On croit souvent que c’est une maladie parce qu’il apparaît à la surface du dépressif tout un tas de trucs qui ressemblent furieusement à des symptômes, physiques. Le dépressif tombe souvent malade et il est notoirement hypocondriaque de toute façon. Il somatise plein tube. L’intérieur du dépressif se trouve en fait en surface, il a les tripes à l’air et le cerveau qui déborde, il vomit, se gratte et met tout dehors en permanence. D’où il s’ensuit que la surface est bien cachée, mais aussi que le dépressif a une balance d’énergie négative… Oui, ça devient compliqué. Ça veut juste dire que le dépressif, sous ses dehors d’assiette d’ascète à jeun, se dépense énormément, il a un métabolisme très particulier et en sus, il n’est pas présentable en société, il ne sait pas se tenir ni se comporter. Il n’est pas dans le rythme, possédant et suivant le sien, son visage parle sans qu’il s’en rende compte, ses mots dépassent ses pensées et les gens le trouvent inaccessible. Tout un programme, un jour de grand soir. Si on voulait vraiment que ce soit un syndrome, il faudrait dire que c’est à mi-chemin entre l’autisme et l’état bipolaire. Et là, pour soigner ça, les gens, accrochez-vous. Non, arrêtez : le dépressif est une personne comme tout le monde, avant tout.

Effaçons donc ce préjugé de nos esprits : le dépressif ne fait pas que se plaindre. C’est un individu normal, qui s’affaisse en même temps qu’il se plaint. La pression, mine de rien, c’est ce qui permet de tenir debout. De démarrer le matin, et de pulser toute la journée. On a besoin de pression pour vivre. Elle ne doit pas nous écraser, mais elle ne doit pas s’évaporer non plus, sinon on perd le dépressif. Il faut être tout particulièrement exigeant avec un dépressif (si vous en avez envie). Pour pas tomber dedans, d’abord, et pour lui rendre service, à la limite. Faites comme d’habitude, comme vous feriez avec n’importe qui d’autre, comme pour quelqu’un qui compte pour vous si c’est le cas. Vous le mettrez au supplice : quôa, tu exiges l’impossible, à môa ? Affreux. Le dépressif régresse, car il n’évolue plus. Tant que le dépressif rengaine un « dans quel état j’eeeeeeerre », ce qui peut durer des années et des années, la situation se fait de plus en plus dramatique.

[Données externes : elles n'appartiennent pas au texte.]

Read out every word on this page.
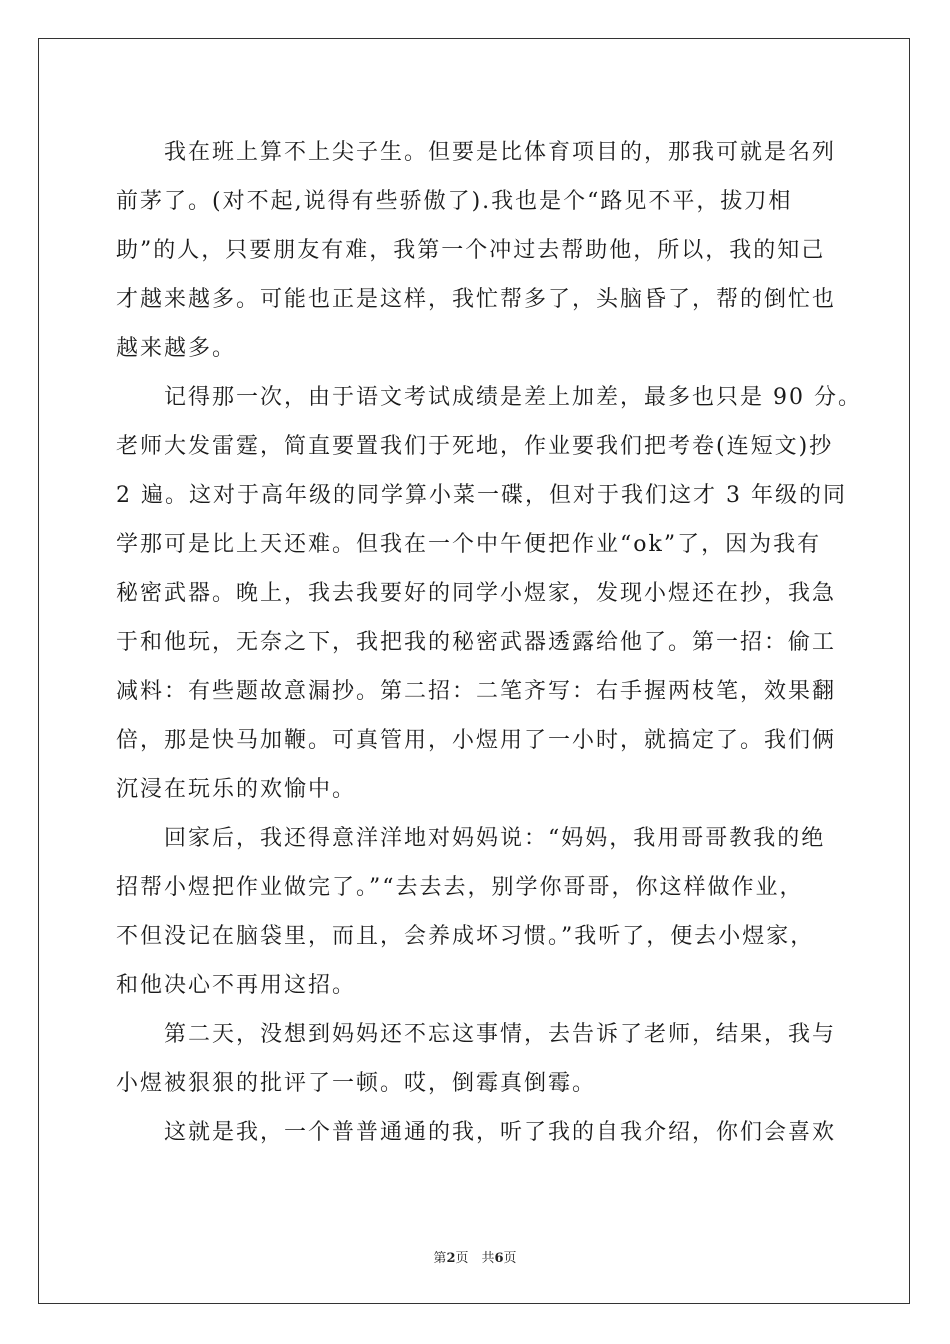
我在班上算不上尖子生。但要是比体育项目的，那我可就是名列
前茅了。(对不起,说得有些骄傲了).我也是个“路见不平，拔刀相
助”的人，只要朋友有难，我第一个冲过去帮助他，所以，我的知己
才越来越多。可能也正是这样，我忙帮多了，头脑昏了，帮的倒忙也
越来越多。
记得那一次，由于语文考试成绩是差上加差，最多也只是 90 分。
老师大发雷霆，简直要置我们于死地，作业要我们把考卷(连短文)抄
2 遍。这对于高年级的同学算小菜一碟，但对于我们这才 3 年级的同
学那可是比上天还难。但我在一个中午便把作业“ok”了，因为我有
秘密武器。晚上，我去我要好的同学小煜家，发现小煜还在抄，我急
于和他玩，无奈之下，我把我的秘密武器透露给他了。第一招：偷工
减料：有些题故意漏抄。第二招：二笔齐写：右手握两枝笔，效果翻
倍，那是快马加鞭。可真管用，小煜用了一小时，就搞定了。我们俩
沉浸在玩乐的欢愉中。
回家后，我还得意洋洋地对妈妈说：“妈妈，我用哥哥教我的绝
招帮小煜把作业做完了。”“去去去，别学你哥哥，你这样做作业，
不但没记在脑袋里，而且，会养成坏习惯。”我听了，便去小煜家，
和他决心不再用这招。
第二天，没想到妈妈还不忘这事情，去告诉了老师，结果，我与
小煜被狠狠的批评了一顿。哎，倒霉真倒霉。
这就是我，一个普普通通的我，听了我的自我介绍，你们会喜欢
第2页　共6页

Le modèle physiologique du dépressif est le vase clos. C’est un circuit qui se mord la queue en se prenant la tête, sans rein, sans foie, sans filtre. Le dépressif s’empoisonne.

On sait aujourd’hui ce qui soigne les dépressifs, mais ça, personne ne peut lui accorder et comme je disais, il y est quasiment allergique : l’air pur. La liberté.